How WhatsApp Scaled to 450 Million Users with Erlang: Architecture and Lessons
This article dissects WhatsApp’s high‑reliability architecture that supports 450 million users, detailing its Erlang‑based backend, hardware choices, scaling techniques, monitoring tools, and the engineering lessons learned from pushing a single server to two‑million concurrent connections.
Overview
WhatsApp’s complete system design is not publicly documented, but a collection of talks, interviews, and open‑source artifacts reveals how the service achieved massive scale with a surprisingly small infrastructure.
Key Statistics
450 million active users, reached faster than any prior company.
32 engineers, each supporting roughly 14 million active users.
500 billion messages exchanged daily across seven platforms.
Over one million new registrations per day.
Zero advertising spend and $8 million of initial investment.
Hundreds of servers, thousands of cores, and hundreds of terabytes of RAM.
Peak Erlang message rate exceeds 70 million messages per second.
In 2011 a single server handled 1 million TCP sessions; by 2012 it handled 2 million.
Platform Stack
Backend
Erlang VM (BEAM) with custom patches.
FreeBSD operating system.
Web servers: Yaws, lighttpd.
PHP for auxiliary services.
Custom XMPP implementation.
Frontend
Clients on iPhone, Android, BlackBerry, Nokia Symbian 360, Nokia S40, Windows Phone, and an unknown platform.
SQLite for local storage.
Hardware Profile
Dual Westmere hex‑core servers (24 logical CPUs).
100 GB RAM with SSD storage.
Dual NICs for public and private networks.
Product Focus
Messaging‑centric : Simple, low‑cost text and media exchange without geographic constraints.
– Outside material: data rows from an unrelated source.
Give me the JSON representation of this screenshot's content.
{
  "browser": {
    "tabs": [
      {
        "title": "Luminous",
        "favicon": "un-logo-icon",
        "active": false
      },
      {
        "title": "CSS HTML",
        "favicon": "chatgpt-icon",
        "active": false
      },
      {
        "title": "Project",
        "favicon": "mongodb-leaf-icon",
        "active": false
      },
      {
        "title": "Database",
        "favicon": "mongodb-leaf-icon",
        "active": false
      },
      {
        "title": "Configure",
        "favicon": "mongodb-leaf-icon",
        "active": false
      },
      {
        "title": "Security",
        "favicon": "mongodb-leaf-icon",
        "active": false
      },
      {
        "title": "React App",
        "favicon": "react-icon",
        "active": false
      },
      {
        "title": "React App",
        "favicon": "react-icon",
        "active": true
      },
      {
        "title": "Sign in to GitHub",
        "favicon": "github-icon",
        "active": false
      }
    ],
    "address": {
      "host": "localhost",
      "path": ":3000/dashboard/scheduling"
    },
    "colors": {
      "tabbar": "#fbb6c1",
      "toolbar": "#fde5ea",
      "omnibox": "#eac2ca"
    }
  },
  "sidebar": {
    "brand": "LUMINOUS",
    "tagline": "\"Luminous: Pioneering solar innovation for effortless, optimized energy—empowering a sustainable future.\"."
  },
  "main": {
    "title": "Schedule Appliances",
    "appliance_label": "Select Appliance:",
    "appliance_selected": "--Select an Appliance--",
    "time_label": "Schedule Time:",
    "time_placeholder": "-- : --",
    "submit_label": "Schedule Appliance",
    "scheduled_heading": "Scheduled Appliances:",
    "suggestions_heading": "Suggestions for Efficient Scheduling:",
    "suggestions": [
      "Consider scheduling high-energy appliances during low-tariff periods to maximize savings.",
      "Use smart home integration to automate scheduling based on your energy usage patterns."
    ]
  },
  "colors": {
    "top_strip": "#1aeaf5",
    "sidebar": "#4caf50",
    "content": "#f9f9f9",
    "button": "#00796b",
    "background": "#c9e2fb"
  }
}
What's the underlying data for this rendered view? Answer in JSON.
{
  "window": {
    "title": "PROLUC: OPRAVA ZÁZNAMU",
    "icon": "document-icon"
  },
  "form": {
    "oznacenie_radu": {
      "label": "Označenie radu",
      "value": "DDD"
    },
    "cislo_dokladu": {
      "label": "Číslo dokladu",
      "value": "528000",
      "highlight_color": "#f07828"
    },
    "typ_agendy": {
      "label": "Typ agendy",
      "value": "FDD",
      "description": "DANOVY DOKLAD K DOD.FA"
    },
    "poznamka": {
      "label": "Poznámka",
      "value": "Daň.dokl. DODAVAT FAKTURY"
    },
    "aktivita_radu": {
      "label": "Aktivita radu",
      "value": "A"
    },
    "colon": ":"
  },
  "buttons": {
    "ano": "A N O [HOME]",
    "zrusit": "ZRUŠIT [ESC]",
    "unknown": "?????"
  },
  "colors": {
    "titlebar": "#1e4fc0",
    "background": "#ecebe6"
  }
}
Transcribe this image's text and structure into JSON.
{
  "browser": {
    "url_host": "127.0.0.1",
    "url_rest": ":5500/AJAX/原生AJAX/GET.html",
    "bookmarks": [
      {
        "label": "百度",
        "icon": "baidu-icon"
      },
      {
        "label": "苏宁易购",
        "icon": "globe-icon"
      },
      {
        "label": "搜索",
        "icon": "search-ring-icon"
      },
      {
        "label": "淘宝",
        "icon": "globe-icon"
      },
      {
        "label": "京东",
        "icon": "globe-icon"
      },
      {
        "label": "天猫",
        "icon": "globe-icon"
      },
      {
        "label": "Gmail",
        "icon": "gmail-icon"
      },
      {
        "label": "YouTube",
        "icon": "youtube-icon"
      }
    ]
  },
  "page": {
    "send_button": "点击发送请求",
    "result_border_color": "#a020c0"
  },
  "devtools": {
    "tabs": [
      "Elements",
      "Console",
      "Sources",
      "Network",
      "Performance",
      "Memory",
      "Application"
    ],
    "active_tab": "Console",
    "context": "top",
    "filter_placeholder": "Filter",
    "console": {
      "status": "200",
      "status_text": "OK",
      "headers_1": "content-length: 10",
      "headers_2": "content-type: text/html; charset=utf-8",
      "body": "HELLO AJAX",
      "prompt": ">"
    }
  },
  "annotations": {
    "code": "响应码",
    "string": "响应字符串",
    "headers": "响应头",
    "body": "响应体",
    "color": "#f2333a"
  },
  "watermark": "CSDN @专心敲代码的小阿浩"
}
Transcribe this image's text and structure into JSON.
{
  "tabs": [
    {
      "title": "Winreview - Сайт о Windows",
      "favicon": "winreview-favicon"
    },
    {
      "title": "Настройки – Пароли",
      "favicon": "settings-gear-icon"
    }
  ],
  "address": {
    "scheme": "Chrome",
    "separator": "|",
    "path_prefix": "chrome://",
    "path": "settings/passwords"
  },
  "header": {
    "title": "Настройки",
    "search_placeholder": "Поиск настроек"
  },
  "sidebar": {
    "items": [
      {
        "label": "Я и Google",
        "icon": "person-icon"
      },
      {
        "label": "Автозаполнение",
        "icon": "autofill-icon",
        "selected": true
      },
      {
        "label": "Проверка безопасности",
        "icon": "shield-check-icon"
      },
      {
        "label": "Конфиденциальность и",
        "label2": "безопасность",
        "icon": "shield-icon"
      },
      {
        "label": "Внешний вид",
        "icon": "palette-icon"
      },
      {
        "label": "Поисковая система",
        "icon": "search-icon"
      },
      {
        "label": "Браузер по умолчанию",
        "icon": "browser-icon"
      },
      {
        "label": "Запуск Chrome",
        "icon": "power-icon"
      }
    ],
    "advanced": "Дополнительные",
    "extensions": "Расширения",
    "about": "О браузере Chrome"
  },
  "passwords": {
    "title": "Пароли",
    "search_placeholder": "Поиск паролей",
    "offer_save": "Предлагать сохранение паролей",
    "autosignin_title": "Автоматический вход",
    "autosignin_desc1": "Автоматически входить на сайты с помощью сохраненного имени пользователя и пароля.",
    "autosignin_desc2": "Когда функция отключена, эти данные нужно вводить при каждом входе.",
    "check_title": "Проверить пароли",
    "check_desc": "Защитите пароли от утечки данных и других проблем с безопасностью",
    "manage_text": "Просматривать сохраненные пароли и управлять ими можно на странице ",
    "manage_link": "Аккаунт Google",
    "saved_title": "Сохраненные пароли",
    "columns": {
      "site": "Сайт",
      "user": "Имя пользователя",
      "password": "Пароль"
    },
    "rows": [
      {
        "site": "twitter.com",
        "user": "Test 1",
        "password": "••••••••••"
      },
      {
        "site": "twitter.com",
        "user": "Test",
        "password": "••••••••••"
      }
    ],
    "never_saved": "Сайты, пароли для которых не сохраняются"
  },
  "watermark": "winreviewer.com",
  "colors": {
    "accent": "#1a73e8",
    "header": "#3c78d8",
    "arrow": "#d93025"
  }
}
Privacy‑first : No server‑side storage of chat history; authentication originally tied to phone IMEI and later to a PIN‑based system.
General Technical Observations
Entire server side is written in Erlang, handling message routing and queuing.
Initial implementation built on the open‑source ejabberd XMPP server, later heavily rewritten and patched for performance.
Reliability is prioritized; monetization was a distant concern.
System health is monitored via per‑node message‑queue lengths; alerts trigger when thresholds are crossed.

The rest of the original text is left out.